PostScript might also add that later-term abortions could also be made rarer if it were easier for women to get health care in the first place — birth control as well as understanding one’s plumbing, getting questions answered, etc. — and, say, they had comprehensive sex education in schools.
nick212 argues that the higher restrictions on abortion clinics are, in fact, medically relevant:
The reason for having doctors accredited by a hospital is to put them on the line for the quality of the services performed.
However, there should be absolutely no bar to any doctor being accredited to a hospital providing his surgical skills meet all current standards. And to ensure no red lining – all Texas hospitals should provide at least one accredited abortionist.
But Anon_ymous responds to nick212 that legislators could easily have added medically relevant things to the bill, but chose not to:
And yet there were no such controls put into the legislation…BECAUSE IT IS INTENDED TO CLOSE THE CLINICS!

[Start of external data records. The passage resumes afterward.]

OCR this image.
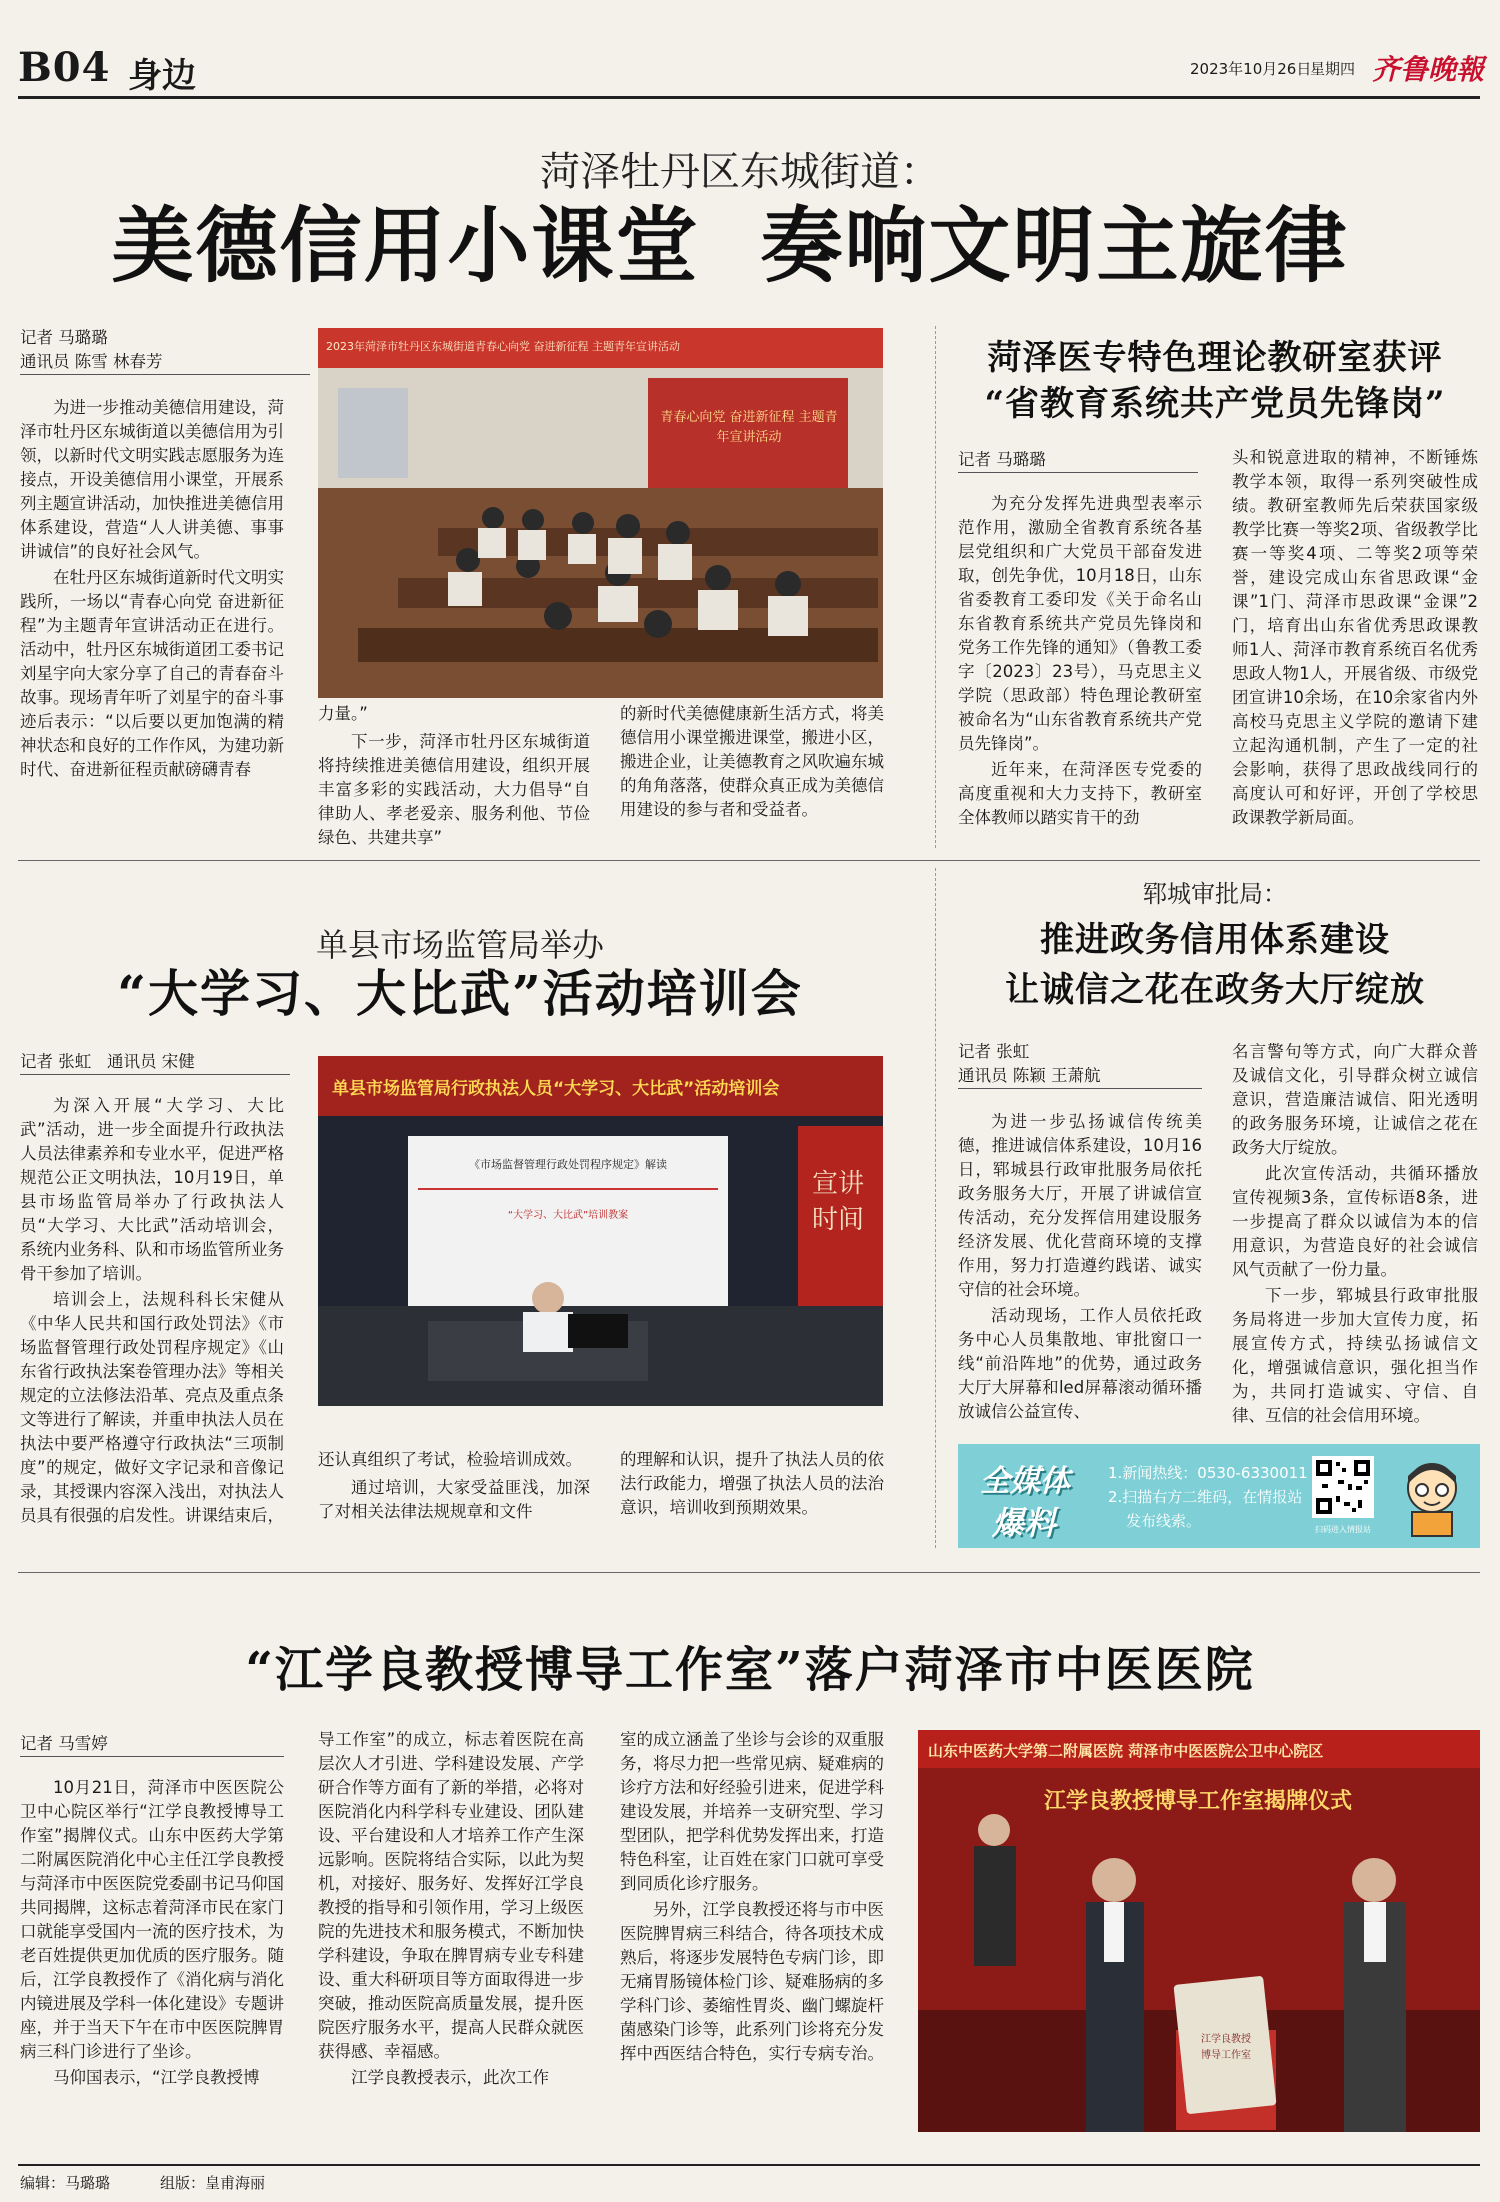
B04 身边	2023年10月26日
星期四 齐鲁晚報
菏泽牡丹区东城街道：
美德信用小课堂  奏响文明主旋律
记者 马璐璐
通讯员 陈雪 林春芳

为进一步推动美德信用建设，菏泽市牡丹区东城街道以美德信用为引领，以新时代文明实践志愿服务为连接点，开设美德信用小课堂，开展系列主题宣讲活动，加快推进美德信用体系建设，营造“人人讲美德、事事讲诚信”的良好社会风气。

在牡丹区东城街道新时代文明实践所，一场以“青春心向党 奋进新征程”为主题青年宣讲活动正在进行。活动中，牡丹区东城街道团工委书记刘星宇向大家分享了自己的青春奋斗故事。现场青年听了刘星宇的奋斗事迹后表示：“以后要以更加饱满的精神状态和良好的工作作风，为建功新时代、奋进新征程贡献磅礴青春

2023年菏泽市牡丹区东城街道青春心向党 奋进新征程 主题青年宣讲活动
青春心向党 奋进新征程 主题青年宣讲活动

力量。”

下一步，菏泽市牡丹区东城街道将持续推进美德信用建设，组织开展丰富多彩的实践活动，大力倡导“自律助人、孝老爱亲、服务利他、节俭绿色、共建共享”

的新时代美德健康新生活方式，将美德信用小课堂搬进课堂，搬进小区，搬进企业，让美德教育之风吹遍东城的角角落落，使群众真正成为美德信用建设的参与者和受益者。

菏泽医专特色理论教研室获评
“省教育系统共产党员先锋岗”
记者 马璐璐

为充分发挥先进典型表率示范作用，激励全省教育系统各基层党组织和广大党员干部奋发进取，创先争优，10月18日，山东省委教育工委印发《关于命名山东省教育系统共产党员先锋岗和党务工作先锋的通知》（鲁教工委字〔2023〕23号），马克思主义学院（思政部）特色理论教研室被命名为“山东省教育系统共产党员先锋岗”。

近年来，在菏泽医专党委的高度重视和大力支持下，教研室全体教师以踏实肯干的劲

头和锐意进取的精神，不断锤炼教学本领，取得一系列突破性成绩。教研室教师先后荣获国家级教学比赛一等奖2项、省级教学比赛一等奖4项、二等奖2项等荣誉，建设完成山东省思政课“金课”1门、菏泽市思政课“金课”2门，培育出山东省优秀思政课教师1人、菏泽市教育系统百名优秀思政人物1人，开展省级、市级党团宣讲10余场，在10余家省内外高校马克思主义学院的邀请下建立起沟通机制，产生了一定的社会影响，获得了思政战线同行的高度认可和好评，开创了学校思政课教学新局面。

单县市场监管局举办
“大学习、大比武”活动培训会
记者 张虹 通讯员 宋健

为深入开展“大学习、大比武”活动，进一步全面提升行政执法人员法律素养和专业水平，促进严格规范公正文明执法，10月19日，单县市场监管局举办了行政执法人员“大学习、大比武”活动培训会，系统内业务科、队和市场监管所业务骨干参加了培训。

培训会上，法规科科长宋健从《中华人民共和国行政处罚法》《市场监督管理行政处罚程序规定》《山东省行政执法案卷管理办法》等相关规定的立法修法沿革、亮点及重点条文等进行了解读，并重申执法人员在执法中要严格遵守行政执法“三项制度”的规定，做好文字记录和音像记录，其授课内容深入浅出，对执法人员具有很强的启发性。讲课结束后，

单县市场监管局行政执法人员“大学习、大比武”活动培训会
《市场监督管理行政处罚程序规定》解读
“大学习、大比武”培训教案
宣讲时间

还认真组织了考试，检验培训成效。

通过培训，大家受益匪浅，加深了对相关法律法规规章和文件

的理解和认识，提升了执法人员的依法行政能力，增强了执法人员的法治意识，培训收到预期效果。

郓城审批局：
推进政务信用体系建设
让诚信之花在政务大厅绽放
记者 张虹
通讯员 陈颖 王萧航

为进一步弘扬诚信传统美德，推进诚信体系建设，10月16日，郓城县行政审批服务局依托政务服务大厅，开展了讲诚信宣传活动，充分发挥信用建设服务经济发展、优化营商环境的支撑作用，努力打造遵约践诺、诚实守信的社会环境。

活动现场，工作人员依托政务中心人员集散地、审批窗口一线“前沿阵地”的优势，通过政务大厅大屏幕和led屏幕滚动循环播放诚信公益宣传、

名言警句等方式，向广大群众普及诚信文化，引导群众树立诚信意识，营造廉洁诚信、阳光透明的政务服务环境，让诚信之花在政务大厅绽放。

此次宣传活动，共循环播放宣传视频3条，宣传标语8条，进一步提高了群众以诚信为本的信用意识，为营造良好的社会诚信风气贡献了一份力量。

下一步，郓城县行政审批服务局将进一步加大宣传力度，拓展宣传方式，持续弘扬诚信文化，增强诚信意识，强化担当作为，共同打造诚实、守信、自律、互信的社会信用环境。

全媒体
爆料
1.新闻热线：0530-6330011
2.扫描右方二维码，在情报站
发布线索。	扫码进入情报站
“江学良教授博导工作室”落户菏泽市中医医院
记者 马雪婷

10月21日，菏泽市中医医院公卫中心院区举行“江学良教授博导工作室”揭牌仪式。山东中医药大学第二附属医院消化中心主任江学良教授与菏泽市中医医院党委副书记马仰国共同揭牌，这标志着菏泽市民在家门口就能享受国内一流的医疗技术，为老百姓提供更加优质的医疗服务。随后，江学良教授作了《消化病与消化内镜进展及学科一体化建设》专题讲座，并于当天下午在市中医医院脾胃病三科门诊进行了坐诊。

马仰国表示，“江学良教授博

导工作室”的成立，标志着医院在高层次人才引进、学科建设发展、产学研合作等方面有了新的举措，必将对医院消化内科学科专业建设、团队建设、平台建设和人才培养工作产生深远影响。医院将结合实际，以此为契机，对接好、服务好、发挥好江学良教授的指导和引领作用，学习上级医院的先进技术和服务模式，不断加快学科建设，争取在脾胃病专业专科建设、重大科研项目等方面取得进一步突破，推动医院高质量发展，提升医院医疗服务水平，提高人民群众就医获得感、幸福感。

江学良教授表示，此次工作

室的成立涵盖了坐诊与会诊的双重服务，将尽力把一些常见病、疑难病的诊疗方法和好经验引进来，促进学科建设发展，并培养一支研究型、学习型团队，把学科优势发挥出来，打造特色科室，让百姓在家门口就可享受到同质化诊疗服务。

另外，江学良教授还将与市中医医院脾胃病三科结合，待各项技术成熟后，将逐步发展特色专病门诊，即无痛胃肠镜体检门诊、疑难肠病的多学科门诊、萎缩性胃炎、幽门螺旋杆菌感染门诊等，此系列门诊将充分发挥中西医结合特色，实行专病专治。

山东中医药大学第二附属医院 菏泽市中医医院公卫中心院区
江学良教授博导工作室揭牌仪式
江学良教授
博导工作室
编辑：马璐璐	组版：皇甫海丽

And blbixler has an explanation for the cheers for Wendy Davis. Her filibuster was arduous, and it was a literal embodiment of the Texas GOP trying to take choices from women when they tried to stop her filibuster — and Davis defeated them in both senses:
While I rarely agree with Kathleen Parker, I generally admire her writing and think she makes some worthy comments. But in the case of Wendy Davis, she seems oblivious to the reason the senator has become a hero to progressives.
She was not filibustering for the right to terminate life; she was filibustering against the right wing patriarchy’s attempt to regain control over a woman’s right to make decisions concerning her body and her health.
The filibuster rules in Texas are so stringent that McConnell would not last an hour on the dais. Wendy Davis is tough. She is also articulate and well informed. She represented.
There was an unprecedented show of support in the gallery, mostly by Texas women. The right wing in Texas, and in the rest of the country, will ignore this at their own peril. Hard won rights are not surrendered readily when they come under attack. (See the black voter turnout in 2012).